“Foreigners” are choosing to invest in long-term bonds issued by the United States of America. According to some ideologues on both the left and the right, this is supposed to be some kind of big, scary problem.
I’m sorry, I don’t buy the scary, emotional rhetoric. Why? Because I am one of an apparent minority who is not just happy—but delighted—that foreign investors with dollars to spare think the USA is the one of the safest, most stable places in the world to invest their money.
Ten (or so) years ago, Milton Friedman explained it this way:
It is a mystery to me why... it is regarded as a sign of Japanese strength and American weakness that the Japanese find it more attractive to invest in the U.S. than Japan. Surely it is precisely the reverse - a sign of U.S. strength and Japanese weakness.

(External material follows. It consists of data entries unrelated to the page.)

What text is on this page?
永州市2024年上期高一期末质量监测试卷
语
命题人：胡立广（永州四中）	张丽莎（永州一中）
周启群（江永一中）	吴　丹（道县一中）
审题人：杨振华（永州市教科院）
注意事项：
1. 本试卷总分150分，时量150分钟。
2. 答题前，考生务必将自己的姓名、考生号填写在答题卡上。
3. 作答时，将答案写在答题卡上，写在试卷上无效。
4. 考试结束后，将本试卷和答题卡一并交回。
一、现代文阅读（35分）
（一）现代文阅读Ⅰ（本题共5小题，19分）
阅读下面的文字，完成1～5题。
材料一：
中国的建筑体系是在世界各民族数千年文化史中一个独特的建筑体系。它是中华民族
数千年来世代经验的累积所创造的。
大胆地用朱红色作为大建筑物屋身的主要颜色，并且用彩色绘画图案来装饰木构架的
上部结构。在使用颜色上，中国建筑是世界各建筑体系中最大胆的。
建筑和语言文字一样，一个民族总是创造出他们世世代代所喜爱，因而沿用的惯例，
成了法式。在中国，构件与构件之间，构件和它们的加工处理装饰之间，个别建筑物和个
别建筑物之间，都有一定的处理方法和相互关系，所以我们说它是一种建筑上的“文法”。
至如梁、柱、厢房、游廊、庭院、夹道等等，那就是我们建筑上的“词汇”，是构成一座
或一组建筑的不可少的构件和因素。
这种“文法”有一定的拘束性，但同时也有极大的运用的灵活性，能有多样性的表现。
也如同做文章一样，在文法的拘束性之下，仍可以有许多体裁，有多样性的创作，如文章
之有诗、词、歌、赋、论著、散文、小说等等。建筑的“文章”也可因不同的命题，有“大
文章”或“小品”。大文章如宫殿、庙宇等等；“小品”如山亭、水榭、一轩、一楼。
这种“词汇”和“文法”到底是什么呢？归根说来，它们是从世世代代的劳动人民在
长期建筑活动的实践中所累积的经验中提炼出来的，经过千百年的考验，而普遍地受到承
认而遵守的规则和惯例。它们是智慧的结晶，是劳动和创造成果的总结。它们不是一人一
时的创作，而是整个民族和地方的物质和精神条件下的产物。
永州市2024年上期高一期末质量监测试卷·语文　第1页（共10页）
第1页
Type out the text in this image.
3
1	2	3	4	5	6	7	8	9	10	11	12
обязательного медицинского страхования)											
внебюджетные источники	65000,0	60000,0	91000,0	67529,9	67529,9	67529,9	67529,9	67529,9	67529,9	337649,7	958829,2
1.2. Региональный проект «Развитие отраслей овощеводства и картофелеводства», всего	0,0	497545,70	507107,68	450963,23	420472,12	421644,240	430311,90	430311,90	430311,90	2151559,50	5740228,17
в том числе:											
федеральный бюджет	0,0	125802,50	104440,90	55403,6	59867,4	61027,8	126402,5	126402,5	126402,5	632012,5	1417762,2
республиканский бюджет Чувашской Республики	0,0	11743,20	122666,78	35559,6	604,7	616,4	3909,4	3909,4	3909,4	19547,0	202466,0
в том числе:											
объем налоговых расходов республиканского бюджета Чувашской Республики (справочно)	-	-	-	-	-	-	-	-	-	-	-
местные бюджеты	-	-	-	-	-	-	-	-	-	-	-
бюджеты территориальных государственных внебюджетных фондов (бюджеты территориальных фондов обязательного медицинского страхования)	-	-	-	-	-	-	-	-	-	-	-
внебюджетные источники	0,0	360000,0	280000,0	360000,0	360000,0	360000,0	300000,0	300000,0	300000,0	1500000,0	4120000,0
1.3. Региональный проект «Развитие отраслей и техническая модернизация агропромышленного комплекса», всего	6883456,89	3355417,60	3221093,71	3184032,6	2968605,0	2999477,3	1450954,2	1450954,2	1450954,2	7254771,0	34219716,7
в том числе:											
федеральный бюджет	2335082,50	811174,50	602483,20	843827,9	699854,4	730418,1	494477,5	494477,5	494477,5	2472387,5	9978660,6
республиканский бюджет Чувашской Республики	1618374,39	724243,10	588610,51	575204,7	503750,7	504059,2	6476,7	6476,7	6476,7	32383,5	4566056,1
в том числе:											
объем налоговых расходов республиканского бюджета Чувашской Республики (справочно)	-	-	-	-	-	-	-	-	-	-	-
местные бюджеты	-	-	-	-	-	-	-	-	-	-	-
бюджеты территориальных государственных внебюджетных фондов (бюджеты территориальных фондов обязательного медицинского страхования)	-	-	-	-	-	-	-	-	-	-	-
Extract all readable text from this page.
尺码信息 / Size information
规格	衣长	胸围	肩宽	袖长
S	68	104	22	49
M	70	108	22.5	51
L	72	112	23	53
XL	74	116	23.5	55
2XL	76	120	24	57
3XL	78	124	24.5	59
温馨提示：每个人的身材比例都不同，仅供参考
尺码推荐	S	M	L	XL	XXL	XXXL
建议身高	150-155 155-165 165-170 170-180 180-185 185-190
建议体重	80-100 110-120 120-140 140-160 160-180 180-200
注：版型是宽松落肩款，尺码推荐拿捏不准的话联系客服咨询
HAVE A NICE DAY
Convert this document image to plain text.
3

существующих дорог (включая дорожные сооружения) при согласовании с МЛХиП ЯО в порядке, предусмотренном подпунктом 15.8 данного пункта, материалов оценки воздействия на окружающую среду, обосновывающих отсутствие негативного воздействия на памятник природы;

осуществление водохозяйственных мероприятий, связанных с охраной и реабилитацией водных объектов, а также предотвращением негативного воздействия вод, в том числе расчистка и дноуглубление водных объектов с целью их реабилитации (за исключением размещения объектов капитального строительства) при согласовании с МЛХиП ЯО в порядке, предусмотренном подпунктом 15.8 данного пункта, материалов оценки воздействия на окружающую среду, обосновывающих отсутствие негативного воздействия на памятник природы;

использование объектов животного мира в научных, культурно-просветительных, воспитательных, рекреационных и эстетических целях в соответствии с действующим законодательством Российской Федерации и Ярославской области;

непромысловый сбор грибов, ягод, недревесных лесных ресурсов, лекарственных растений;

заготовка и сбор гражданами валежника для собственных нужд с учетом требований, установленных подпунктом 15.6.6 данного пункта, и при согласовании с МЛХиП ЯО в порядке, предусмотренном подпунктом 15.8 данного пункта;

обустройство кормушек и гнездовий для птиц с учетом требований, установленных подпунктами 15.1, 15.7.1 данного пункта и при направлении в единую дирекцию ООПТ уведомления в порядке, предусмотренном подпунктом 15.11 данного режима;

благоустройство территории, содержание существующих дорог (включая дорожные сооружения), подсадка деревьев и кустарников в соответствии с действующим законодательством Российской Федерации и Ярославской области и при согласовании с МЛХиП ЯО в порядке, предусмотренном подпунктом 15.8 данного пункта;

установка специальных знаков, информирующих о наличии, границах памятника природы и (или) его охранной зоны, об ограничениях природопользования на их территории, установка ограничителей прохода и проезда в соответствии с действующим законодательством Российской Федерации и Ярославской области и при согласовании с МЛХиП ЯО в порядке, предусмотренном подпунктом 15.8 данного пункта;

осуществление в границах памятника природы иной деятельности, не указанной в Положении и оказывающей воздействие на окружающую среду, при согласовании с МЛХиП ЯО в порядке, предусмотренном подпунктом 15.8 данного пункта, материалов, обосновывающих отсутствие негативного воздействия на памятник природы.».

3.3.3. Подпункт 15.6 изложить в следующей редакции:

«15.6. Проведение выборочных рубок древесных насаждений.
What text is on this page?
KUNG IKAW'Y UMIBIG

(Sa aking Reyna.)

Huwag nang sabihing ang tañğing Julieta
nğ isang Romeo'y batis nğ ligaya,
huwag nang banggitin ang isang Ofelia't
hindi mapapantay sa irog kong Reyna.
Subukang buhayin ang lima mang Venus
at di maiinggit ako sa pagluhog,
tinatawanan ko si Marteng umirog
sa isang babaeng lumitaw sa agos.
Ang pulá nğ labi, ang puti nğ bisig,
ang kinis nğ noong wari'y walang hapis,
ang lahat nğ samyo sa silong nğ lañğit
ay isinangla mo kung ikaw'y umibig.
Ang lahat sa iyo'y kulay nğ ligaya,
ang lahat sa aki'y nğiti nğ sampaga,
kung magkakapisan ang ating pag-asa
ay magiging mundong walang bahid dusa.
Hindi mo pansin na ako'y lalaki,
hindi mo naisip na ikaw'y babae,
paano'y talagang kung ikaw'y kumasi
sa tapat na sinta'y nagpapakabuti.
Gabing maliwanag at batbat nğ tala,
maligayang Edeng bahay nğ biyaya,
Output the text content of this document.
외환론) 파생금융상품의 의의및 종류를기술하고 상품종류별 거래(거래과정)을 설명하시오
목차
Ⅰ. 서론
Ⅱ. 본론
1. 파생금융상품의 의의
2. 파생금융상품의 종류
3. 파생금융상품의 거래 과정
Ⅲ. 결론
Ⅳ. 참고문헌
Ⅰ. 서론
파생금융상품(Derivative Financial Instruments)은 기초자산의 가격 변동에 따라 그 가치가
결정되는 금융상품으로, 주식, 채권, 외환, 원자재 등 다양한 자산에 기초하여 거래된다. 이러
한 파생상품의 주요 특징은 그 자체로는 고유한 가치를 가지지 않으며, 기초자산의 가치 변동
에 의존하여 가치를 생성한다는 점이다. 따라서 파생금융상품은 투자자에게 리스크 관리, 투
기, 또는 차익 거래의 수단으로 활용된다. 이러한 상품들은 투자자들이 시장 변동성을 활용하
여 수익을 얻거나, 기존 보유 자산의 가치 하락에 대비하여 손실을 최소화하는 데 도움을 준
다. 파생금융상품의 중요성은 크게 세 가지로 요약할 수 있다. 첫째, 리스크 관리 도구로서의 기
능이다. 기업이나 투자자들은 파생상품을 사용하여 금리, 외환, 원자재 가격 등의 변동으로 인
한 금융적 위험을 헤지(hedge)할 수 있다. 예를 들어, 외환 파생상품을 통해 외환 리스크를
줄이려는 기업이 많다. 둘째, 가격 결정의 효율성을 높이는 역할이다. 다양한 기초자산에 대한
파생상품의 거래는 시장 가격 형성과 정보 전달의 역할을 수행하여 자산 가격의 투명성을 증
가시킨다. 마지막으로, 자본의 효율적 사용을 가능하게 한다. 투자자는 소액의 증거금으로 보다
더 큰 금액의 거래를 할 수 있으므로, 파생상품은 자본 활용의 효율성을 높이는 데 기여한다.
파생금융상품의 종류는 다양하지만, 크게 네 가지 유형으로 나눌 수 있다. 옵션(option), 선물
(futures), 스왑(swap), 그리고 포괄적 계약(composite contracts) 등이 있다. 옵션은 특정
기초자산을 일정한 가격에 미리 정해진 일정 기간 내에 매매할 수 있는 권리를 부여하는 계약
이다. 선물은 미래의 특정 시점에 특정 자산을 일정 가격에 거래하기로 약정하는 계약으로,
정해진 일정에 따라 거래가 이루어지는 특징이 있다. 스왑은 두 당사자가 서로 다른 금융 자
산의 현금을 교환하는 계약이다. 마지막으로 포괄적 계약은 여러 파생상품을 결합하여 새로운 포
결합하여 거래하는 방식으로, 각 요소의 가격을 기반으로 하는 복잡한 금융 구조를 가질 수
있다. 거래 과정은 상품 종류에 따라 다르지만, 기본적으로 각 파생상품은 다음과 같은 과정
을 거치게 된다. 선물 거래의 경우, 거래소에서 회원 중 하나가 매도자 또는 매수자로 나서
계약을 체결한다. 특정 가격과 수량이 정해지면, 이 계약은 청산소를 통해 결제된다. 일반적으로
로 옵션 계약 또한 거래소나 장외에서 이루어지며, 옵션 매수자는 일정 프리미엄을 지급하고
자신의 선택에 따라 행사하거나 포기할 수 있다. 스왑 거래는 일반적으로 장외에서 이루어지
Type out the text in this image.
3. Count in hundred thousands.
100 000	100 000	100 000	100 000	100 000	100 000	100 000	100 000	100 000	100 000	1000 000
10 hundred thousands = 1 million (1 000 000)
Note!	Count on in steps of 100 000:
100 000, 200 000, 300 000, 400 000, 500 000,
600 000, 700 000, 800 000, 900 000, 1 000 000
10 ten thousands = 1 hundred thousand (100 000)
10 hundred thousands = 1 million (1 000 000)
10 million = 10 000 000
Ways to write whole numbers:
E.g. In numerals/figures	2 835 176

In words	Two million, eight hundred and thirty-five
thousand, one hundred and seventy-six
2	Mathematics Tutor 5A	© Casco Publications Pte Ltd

[When I added that quote to my favorite quotes file, I neglected to record the source book or article. Dopey me. Trust me though, I didn't make it up.]
A beautiful friendship: Why “foreigners” buy T-bonds
When a “foreigner” buys a US Treasury bond, that person is in effect saying:
“Uncle Sam, here’s a little loan. I’ll trust you to keep inflation under control instead of allowing it to cheat me out of my principal. I’ll also trust you to continue growing your economy (and therefore your tax receipts, which are 17% of the size of your economy) at least enough to cover the interest you promised to pay me. True, your interest payments will grow; but so will your tax receipts, and that means your interest payments should safely stay right around 10 percent of your tax receipts. And if you fulfill the trust I’m placing in you, guess what I’ll do when the time comes for you to pay me back my principal? Right! I’ll use that principal repayment to reinvest in yet another one of your bonds. I’ll continue rolling my principal over and over that way, as long as you continue controlling inflation and growing your economy. In short, to paraphrase Humphrey Bogart: This is the continuation of a beautiful friendship.”
Note that the T-bond buyer does not have to be a “foreigner”; it could be anybody, of course—you, me, anyone who wants a safe place to invest some money and earn some interest. (To illustrate, go back to the previous paragraph and replace the word “foreigner” with “bond investor.” I bet you're a bond investor, via your money market fund, mutual funds, 401Ks, etc.)
So the next time you hear a politician or journalist warning us of impending doom due to foreign debt-holders, send them an email asking a few of the following questions:
You warn of impending doom due to the debt, and to the debt held by foreigners. But if we continue growing our economy enough to more than cover the interest payments, what’s the problem? That’s what’s been happening for nearly two centuries; why can’t it continue? Bond-buyers today are driving interest rates down; that’s the opposite of a “crisis.” The bond buyers apparently love to invest in our safe-haven country—so why are you implying they’re going to gang up on us and dump their bonds all at once, devaluing their own investment in the process? In short, why are you peddling fear? Just maybe, could your motivation be power politics, as opposed to objective economics? Or maybe you’re just trying to sell books?
My bet is on politics as the best explanation for the fear-mongering, with ignorance and xenophobia running a close second and third. In any case, objective economics won’t support the rhetoric.